“I have been in that there cove waiting for you, and I want to see Brigham,” was the reply.

“What do you want to see me for?” demanded Lester, who was not a little nettled by the man’s familiarity.

“Come over here, and I’ll tell you,” said the duck-shooter; and the way he said it aroused the boys’ curiosity to the highest pitch. They moved to the side, and Barr continued, as he nodded his head toward Enoch and Jones: “You don’t mind if these fellers hear it, I suppose?”

“Certainly not,” answered Lester, whose surprise began to give way to alarm. “I am perfectly willing they should hear anything you have to say to me.”
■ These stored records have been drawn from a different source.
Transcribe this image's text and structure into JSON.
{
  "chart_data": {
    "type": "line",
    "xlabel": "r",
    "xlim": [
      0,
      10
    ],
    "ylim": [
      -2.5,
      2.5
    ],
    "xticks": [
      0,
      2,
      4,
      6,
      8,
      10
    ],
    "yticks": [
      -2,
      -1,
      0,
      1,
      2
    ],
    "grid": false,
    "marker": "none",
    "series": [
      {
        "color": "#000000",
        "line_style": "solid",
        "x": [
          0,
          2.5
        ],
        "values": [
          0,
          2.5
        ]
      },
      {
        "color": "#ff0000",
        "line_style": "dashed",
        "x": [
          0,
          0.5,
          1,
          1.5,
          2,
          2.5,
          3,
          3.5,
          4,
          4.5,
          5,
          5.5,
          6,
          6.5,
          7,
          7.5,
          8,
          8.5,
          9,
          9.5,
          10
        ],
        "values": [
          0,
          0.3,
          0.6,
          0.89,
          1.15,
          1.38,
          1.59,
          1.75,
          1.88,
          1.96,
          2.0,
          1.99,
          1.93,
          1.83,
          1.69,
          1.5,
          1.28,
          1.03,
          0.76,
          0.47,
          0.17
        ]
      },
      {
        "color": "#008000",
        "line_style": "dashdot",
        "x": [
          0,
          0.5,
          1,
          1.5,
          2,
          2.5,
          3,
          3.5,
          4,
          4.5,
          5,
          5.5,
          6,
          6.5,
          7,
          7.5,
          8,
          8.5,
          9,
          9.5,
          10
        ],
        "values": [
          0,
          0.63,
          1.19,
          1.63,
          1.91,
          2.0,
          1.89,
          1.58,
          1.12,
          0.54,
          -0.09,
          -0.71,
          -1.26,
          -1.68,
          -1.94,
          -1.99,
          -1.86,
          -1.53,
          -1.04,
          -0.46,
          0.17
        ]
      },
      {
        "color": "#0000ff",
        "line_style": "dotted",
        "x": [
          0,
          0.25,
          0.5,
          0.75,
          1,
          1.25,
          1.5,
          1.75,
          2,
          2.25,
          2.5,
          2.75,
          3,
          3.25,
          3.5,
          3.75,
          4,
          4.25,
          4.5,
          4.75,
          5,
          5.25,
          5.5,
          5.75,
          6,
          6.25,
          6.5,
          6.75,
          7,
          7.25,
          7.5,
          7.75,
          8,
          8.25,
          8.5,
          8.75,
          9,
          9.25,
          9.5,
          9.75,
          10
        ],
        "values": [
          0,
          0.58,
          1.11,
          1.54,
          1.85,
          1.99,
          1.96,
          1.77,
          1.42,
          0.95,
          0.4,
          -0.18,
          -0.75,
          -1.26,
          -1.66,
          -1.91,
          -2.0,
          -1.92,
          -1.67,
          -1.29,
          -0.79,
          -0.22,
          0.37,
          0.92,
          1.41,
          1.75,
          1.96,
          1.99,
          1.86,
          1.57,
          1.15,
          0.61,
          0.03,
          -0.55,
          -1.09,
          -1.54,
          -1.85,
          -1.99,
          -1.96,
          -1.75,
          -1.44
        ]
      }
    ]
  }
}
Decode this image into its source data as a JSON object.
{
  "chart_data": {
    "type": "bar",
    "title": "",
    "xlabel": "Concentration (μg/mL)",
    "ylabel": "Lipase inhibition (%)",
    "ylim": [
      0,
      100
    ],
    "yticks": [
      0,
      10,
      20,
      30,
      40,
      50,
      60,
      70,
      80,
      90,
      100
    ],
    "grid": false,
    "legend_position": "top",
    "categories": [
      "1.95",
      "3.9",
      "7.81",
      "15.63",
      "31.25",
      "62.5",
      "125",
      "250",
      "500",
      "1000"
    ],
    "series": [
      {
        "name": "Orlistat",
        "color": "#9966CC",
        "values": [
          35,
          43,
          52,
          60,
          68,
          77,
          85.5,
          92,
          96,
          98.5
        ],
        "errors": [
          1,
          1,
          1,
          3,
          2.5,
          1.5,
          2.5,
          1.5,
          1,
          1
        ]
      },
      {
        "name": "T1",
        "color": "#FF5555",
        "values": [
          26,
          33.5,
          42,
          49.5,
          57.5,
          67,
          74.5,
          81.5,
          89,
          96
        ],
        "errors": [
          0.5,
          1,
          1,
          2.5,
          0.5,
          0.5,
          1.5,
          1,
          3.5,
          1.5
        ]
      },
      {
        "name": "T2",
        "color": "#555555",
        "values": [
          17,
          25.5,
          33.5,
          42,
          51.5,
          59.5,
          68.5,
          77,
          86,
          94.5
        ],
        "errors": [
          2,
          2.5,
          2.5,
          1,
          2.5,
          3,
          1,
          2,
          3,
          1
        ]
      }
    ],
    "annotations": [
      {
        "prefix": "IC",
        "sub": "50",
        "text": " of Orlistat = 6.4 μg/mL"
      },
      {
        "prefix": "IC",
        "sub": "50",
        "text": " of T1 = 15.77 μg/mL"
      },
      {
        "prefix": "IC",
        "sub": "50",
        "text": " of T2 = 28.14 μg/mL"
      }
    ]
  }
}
“Well, then,” said Barr, and the boys afterward told one another that there was something like a defiant ring in his voice as he uttered the words, “I’ll trouble you for them thousand.”

“That thousand!” repeated Lester, with no suspicion of the truth in his mind. “What thousand?”

“Have you forgot all about it so soon?” exclaimed Barr, angrily. “I ain’t, if you have. I mean them thousand dollars you said you would give if somebody would send that Don Gordon so far out’n the country that you wouldn’t never see him no more. Remember it now, I reckon, don’t you?”

Lester was thunder-struck. He tried to speak, but the words he would have uttered seemed to stick fast in his throat. He reeled as if Barr had dealt him a stunning blow, and would have fallen to the deck if he had not clung to the rail for support.

“Great Scott! what have you done?” cried Enoch, who was the first to recover the use of his tongue.

“I’ve give Gus Egan something to busy himself with, so that he will have no time to spend in running around and skeering away my ducks,” said Barr, savagely. “He didn’t seem to know how to spend his vacation, but he won’t be troubled that way no more.”